From the nutritional information declared it was observed that the differences between G and GF samples were not significant for energy, carbohydrates and sugars, and significant for the rest of nutrition facts (Table 3). Fat, saturated fat, dietary fiber and salt were higher in GF samples, while protein was lower. The previous studies analyzing labeling information of white bread reported similar significant differences for fat, dietary fiber and protein [2, 5]. However, for saturated fat Allen and Orfila  did not find a significant difference, while Fry et al. , as in our case, found higher saturated fat in GF white bread. None of these studies found a significant difference for salt content.

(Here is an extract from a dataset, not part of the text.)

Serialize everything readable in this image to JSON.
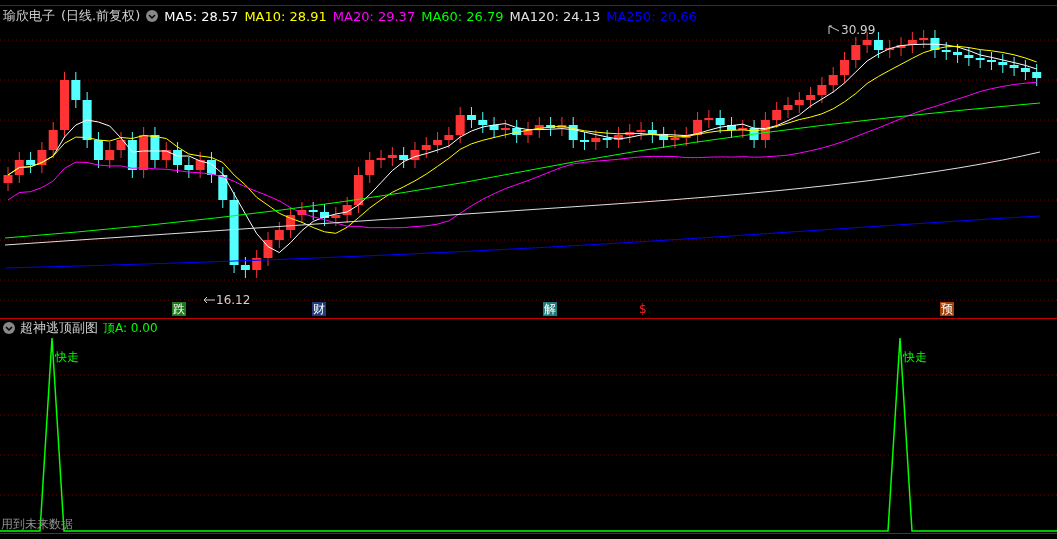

Our analytical results confirm that fat and salt were higher for GF samples. As both fat content and the mean SFA percentage were higher for GF samples (Tables 1 and 2), this group of samples must have on average higher saturated fat content. When the analytical results were compared with the declared nutritional information, we observed (Table 3) that determined fat was lower than the declared value and that the deviation was significantly higher for GF samples. Determined salt was lower than the declared value only for GF samples. In order to assess the deviations between determined and declared contents for each sample, the guidelines from the European Commission for the tolerances in these deviations were followed . Only two G samples exceeded the tolerance in deviation for salt (Table S5); while 10 GF samples exceeded the tolerance in deviation for fat and seven for salt (Table S6). After this evaluation, it can be concluded that the quality of the nutritional information was low in 16 out of 20 GF samples; while only in two out of 14 G samples (Tables S5 and S6). The contents declared in the nutritional labeling can be obtained from analysis but they are usually calculated from the known average values of the ingredients (from ingredient specification sheets) or from generally established and accepted data in the literature . Thus, the variations in the raw materials, the effect of processing, nutrient stability and storage time and conditions can affect these values. Therefore, these deviations were not surprising since the GF breads have on average much more ingredients than G breads (Tables S3 and S4) and the calculation of the declared values has more sources of uncertainty. This problem was previously anticipated by Roman et al. , but not checked through analytical determinations.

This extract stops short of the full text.